Il y a quelque chose de pertinent à propos de L’apparente normalité de l’œuvre « Maison hantée » du peintre russo-américain Morris Kantor, réalisée en 1930. Elle montre l’intérieur d’une maison de la Nouvelle-Angleterre, avec une grande cheminée, des chaises à dossier en échelle et du papier peint à motifs floraux ; des peintures représentant un voilier et un homme aux cheveux blancs sont accrochées aux murs.

A première vue, il s’agit d’une simple pièce que ses habitants ont momentanément quittée. Mais regardez encore : à droite de la toile, une silhouette sombre et transparente flotte à travers la table. On peut voir les contours des maisons illuminées se refléter dans le corps de la silhouette. On voit aussi davantage le monde extérieur à gauche de la toile, comme si un autre tableau se superposait à celui-ci. Il n’y a pas de frontière nette entre la maison et les fantômes.

Une maison peut être une métaphore de nos vies. Nous essayons de meubler nos maisons de manière à ce qu’elles soient calmes et ordonnées, en les décorant avec les images de nos proches ou de nos expériences chéries.
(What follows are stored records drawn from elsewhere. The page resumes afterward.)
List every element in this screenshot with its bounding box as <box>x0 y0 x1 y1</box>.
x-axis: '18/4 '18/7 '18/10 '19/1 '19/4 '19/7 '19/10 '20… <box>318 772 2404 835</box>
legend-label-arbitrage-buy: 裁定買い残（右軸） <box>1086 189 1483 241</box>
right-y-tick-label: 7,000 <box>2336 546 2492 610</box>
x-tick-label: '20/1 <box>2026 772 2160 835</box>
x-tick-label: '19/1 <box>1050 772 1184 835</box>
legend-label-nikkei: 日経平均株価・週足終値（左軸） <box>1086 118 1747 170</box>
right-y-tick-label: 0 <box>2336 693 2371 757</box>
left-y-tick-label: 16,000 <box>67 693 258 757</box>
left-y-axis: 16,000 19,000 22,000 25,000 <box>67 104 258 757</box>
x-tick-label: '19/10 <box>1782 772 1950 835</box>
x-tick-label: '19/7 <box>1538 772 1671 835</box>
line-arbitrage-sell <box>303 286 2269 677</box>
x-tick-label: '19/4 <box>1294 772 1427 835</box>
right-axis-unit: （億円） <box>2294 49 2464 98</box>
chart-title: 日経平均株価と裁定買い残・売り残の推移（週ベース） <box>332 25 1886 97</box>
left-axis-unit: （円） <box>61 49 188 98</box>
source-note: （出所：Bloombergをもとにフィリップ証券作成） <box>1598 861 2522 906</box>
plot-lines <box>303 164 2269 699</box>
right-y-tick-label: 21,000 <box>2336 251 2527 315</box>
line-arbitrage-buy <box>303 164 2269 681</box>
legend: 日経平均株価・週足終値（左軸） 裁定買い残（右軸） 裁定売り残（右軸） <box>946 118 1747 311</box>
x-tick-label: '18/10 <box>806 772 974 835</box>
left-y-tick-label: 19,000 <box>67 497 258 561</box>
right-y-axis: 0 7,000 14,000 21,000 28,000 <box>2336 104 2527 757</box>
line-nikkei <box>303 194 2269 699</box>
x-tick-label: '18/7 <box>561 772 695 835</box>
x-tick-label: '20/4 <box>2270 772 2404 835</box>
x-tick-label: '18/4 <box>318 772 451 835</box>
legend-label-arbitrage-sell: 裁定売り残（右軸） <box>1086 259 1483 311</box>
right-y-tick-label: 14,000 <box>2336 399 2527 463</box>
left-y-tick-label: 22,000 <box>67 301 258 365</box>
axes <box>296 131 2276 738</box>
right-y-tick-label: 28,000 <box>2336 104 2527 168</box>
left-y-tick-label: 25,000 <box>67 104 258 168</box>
Mais elles sont aussi des traces de notre histoire qui peuvent encore nécessiter notre attention et ne peuvent pas nécessairement être exorcisées. Rien de tout cela ne devrait rendre une maison invivable, ni nos vies invivables. Le défi consiste plutôt à aborder les parties de nos histoires avec lesquelles il faut compter, et à trouver des moyens de coexister avec ce qui reste. Peut-être que le changement consiste à envisager de cesser d’avoir peur de ces choses pour apprendre à les affronter et à les remettre en question. Qui sait où les réponses pourraient nous mener.